By Jon Herskovitz and Christine Kim

SEOUL (Reuters) – South Korean star Jeon Do-yeon will be obscure no more when she returns to the Cannes International Film Festival for the first time since she won the best actress award there in 2007.

Jeon was an unknown entity when she bowled over critics in her role as a widowed mother who tries to start a new life in the South Korean countryside in the movie called "Secret Sunshine."

Now she is the main attraction of the movie called "The Housemaid," which will be in competition at Cannes next month and is a remake of a Korean classic.

"Cannes in 2007 was my first film festival and I was taken aback by how no one noticed the actress Jeon Do-yeon," she said in an interview with Reuters.

Jeon was dubbed the "Queen of Cannes" when she returned to South Korea, landing endorsement deals, TV appearances and photo spreads in fashion magazines. She was named by trade publication Variety as one of the 50 most influential women in entertainment in the world.

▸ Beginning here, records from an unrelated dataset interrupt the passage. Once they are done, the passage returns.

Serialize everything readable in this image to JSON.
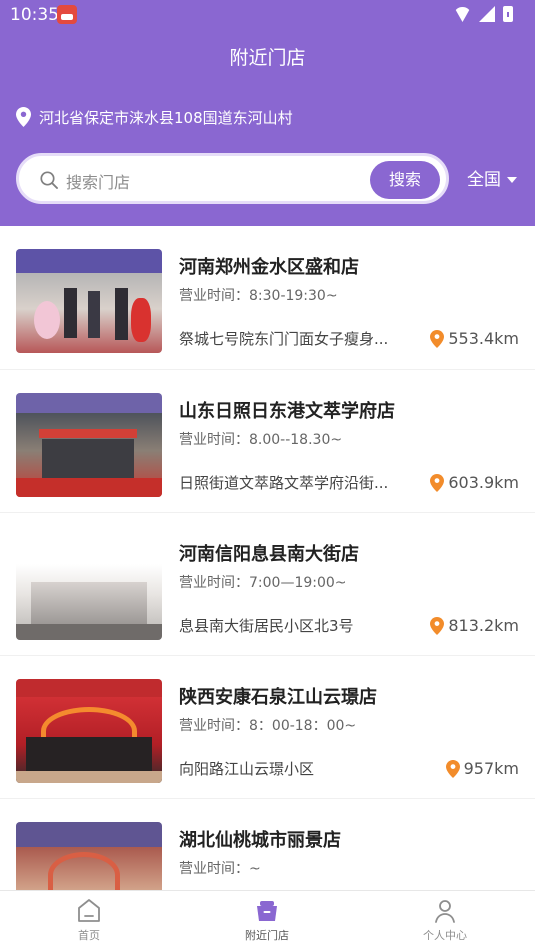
{
  "status": {
    "time": "10:35",
    "wifi_icon": "wifi-icon",
    "signal_icon": "signal-icon",
    "battery_icon": "battery-icon"
  },
  "header": {
    "title": "附近门店",
    "location": "河北省保定市涞水县108国道东河山村",
    "search_placeholder": "搜索门店",
    "search_button": "搜索",
    "region": "全国"
  },
  "stores": [
    {
      "name": "河南郑州金水区盛和店",
      "hours": "营业时间：8:30-19:30~",
      "address": "祭城七号院东门门面女子瘦身...",
      "distance": "553.4km"
    },
    {
      "name": "山东日照日东港文萃学府店",
      "hours": "营业时间：8.00--18.30~",
      "address": "日照街道文萃路文萃学府沿街...",
      "distance": "603.9km"
    },
    {
      "name": "河南信阳息县南大街店",
      "hours": "营业时间：7:00—19:00~",
      "address": "息县南大街居民小区北3号",
      "distance": "813.2km"
    },
    {
      "name": "陕西安康石泉江山云璟店",
      "hours": "营业时间：8：00-18：00~",
      "address": "向阳路江山云璟小区",
      "distance": "957km"
    },
    {
      "name": "湖北仙桃城市丽景店",
      "hours": "营业时间：~",
      "address": "",
      "distance": ""
    }
  ],
  "tabs": [
    {
      "label": "首页",
      "icon": "home-icon"
    },
    {
      "label": "附近门店",
      "icon": "store-icon"
    },
    {
      "label": "个人中心",
      "icon": "user-icon"
    }
  ],
  "colors": {
    "primary": "#8a67d1",
    "accent": "#f28c2b",
    "text": "#222222"
  }
}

She then starred in one small movie, married and took a break from film to give birth to her first child, a daughter.

In her new movie that makes its international premiere at Cannes, she plays an innocent and educated woman who finds a job as a maid in the home of an exceptionally affluent family who is soon ensnared in a love triangle with the wealthy husband and his wife, who is pregnant with twins.

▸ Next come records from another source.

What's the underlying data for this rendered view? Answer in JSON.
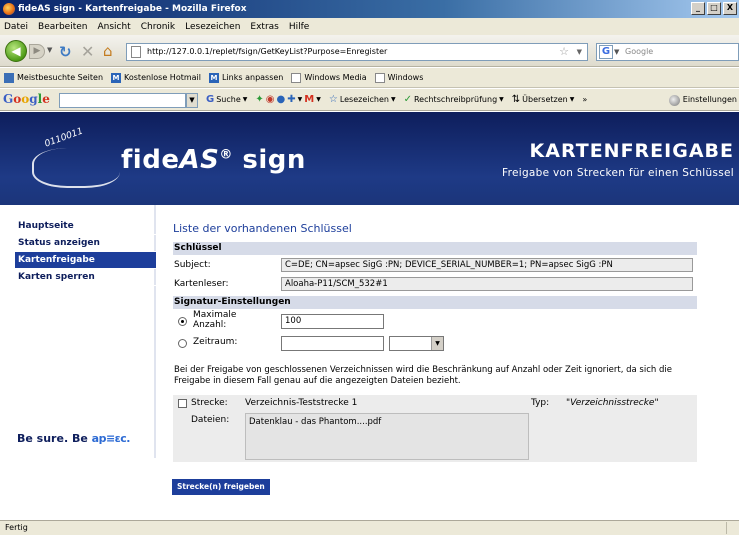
{
  "window": {
    "title": "fideAS sign - Kartenfreigabe - Mozilla Firefox",
    "controls": [
      "_",
      "□",
      "X"
    ]
  },
  "menu": [
    "Datei",
    "Bearbeiten",
    "Ansicht",
    "Chronik",
    "Lesezeichen",
    "Extras",
    "Hilfe"
  ],
  "navigation": {
    "url": "http://127.0.0.1/replet/fsign/GetKeyList?Purpose=Enregister",
    "search_placeholder": "Google"
  },
  "bookmarks": [
    {
      "label": "Meistbesuchte Seiten",
      "icon": "rss-icon"
    },
    {
      "label": "Kostenlose Hotmail",
      "icon": "hotmail-icon"
    },
    {
      "label": "Links anpassen",
      "icon": "hotmail-icon"
    },
    {
      "label": "Windows Media",
      "icon": "page-icon"
    },
    {
      "label": "Windows",
      "icon": "page-icon"
    }
  ],
  "google_toolbar": {
    "logo": "Google",
    "search_label": "Suche",
    "bookmarks_label": "Lesezeichen",
    "spellcheck_label": "Rechtschreibprüfung",
    "translate_label": "Übersetzen",
    "more_label": "»",
    "settings_label": "Einstellungen"
  },
  "banner": {
    "logo_digits": "0110011",
    "brand_prefix": "fide",
    "brand_italic": "AS",
    "brand_reg": "®",
    "brand_suffix": "sign",
    "title": "KARTENFREIGABE",
    "subtitle": "Freigabe von Strecken für einen Schlüssel"
  },
  "sidebar": {
    "items": [
      {
        "label": "Hauptseite",
        "active": false
      },
      {
        "label": "Status anzeigen",
        "active": false
      },
      {
        "label": "Kartenfreigabe",
        "active": true
      },
      {
        "label": "Karten sperren",
        "active": false
      }
    ],
    "tagline_prefix": "Be sure. Be",
    "tagline_brand": "ap≡εc."
  },
  "main": {
    "heading": "Liste der vorhandenen Schlüssel",
    "key_section": "Schlüssel",
    "subject_label": "Subject:",
    "subject_value": "C=DE; CN=apsec SigG :PN; DEVICE_SERIAL_NUMBER=1; PN=apsec SigG :PN",
    "reader_label": "Kartenleser:",
    "reader_value": "Aloaha-P11/SCM_532#1",
    "signature_section": "Signatur-Einstellungen",
    "max_count_label": "Maximale Anzahl:",
    "max_count_value": "100",
    "max_count_selected": true,
    "period_label": "Zeitraum:",
    "period_value": "",
    "period_unit": "",
    "note": "Bei der Freigabe von geschlossenen Verzeichnissen wird die Beschränkung auf Anzahl oder Zeit ignoriert, da sich die Freigabe in diesem Fall genau auf die angezeigten Dateien bezieht.",
    "stretch": {
      "label": "Strecke:",
      "name": "Verzeichnis-Teststrecke 1",
      "type_label": "Typ:",
      "type_value": "\"Verzeichnisstrecke\"",
      "files_label": "Dateien:",
      "files_value": "Datenklau - das Phantom....pdf",
      "checked": false
    },
    "release_button": "Strecke(n) freigeben"
  },
  "status": "Fertig",
  "colors": {
    "banner": "#1e3a86",
    "accent": "#1d3e9b",
    "section_header": "#d6dbe8"
  }
}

Intrigue, passion and betrayal follow as well as a scene where Jeon's character named Eun-yi hangs from a chandelier.

"It was painful, scary and frightening," Jeon said of the shooting where she was attached to a harness and dangled several meters in the air.

The movie also has steamy scenes that have created a stir in local media and anxiety for the new mother.

"All movies that have bed scenes are shocking and a lot of talk goes around the bed scenes whenever a movie comes out. What is different about this one is that the shock does not come from visual scenes but the emotional shock," she said.

Jeon, considered one of the best actresses in South Korea, sees her limited ability in foreign languages as holding her back from taking a role in a major overseas production. But she still would not mind giving it a try.

"When director Ang Lee came to Korea, I had the opportunity to meet him and I was swept away. For Ang Lee, I am a bit willing to leap the language barrier," she said.

Jeon, 37, started her career in television, appearing in dramas in the early 1990s. Her breakthrough role came in the 1997 Korean movie "The Contact," which was one of the first major films in the country centered around an Internet romance.

She then starred in a series of movies about women who fall on hard times or are in strained romances, winning accolades at home and in Asia. She has had to readjust her life as an actor to take on her new role as a mother.

"I think I will object if my daughter decides to become an actress. Whatever she does, she will have to struggle to overcome the perception that anything she achieved came because she was the daughter of Jeon Do-yeon."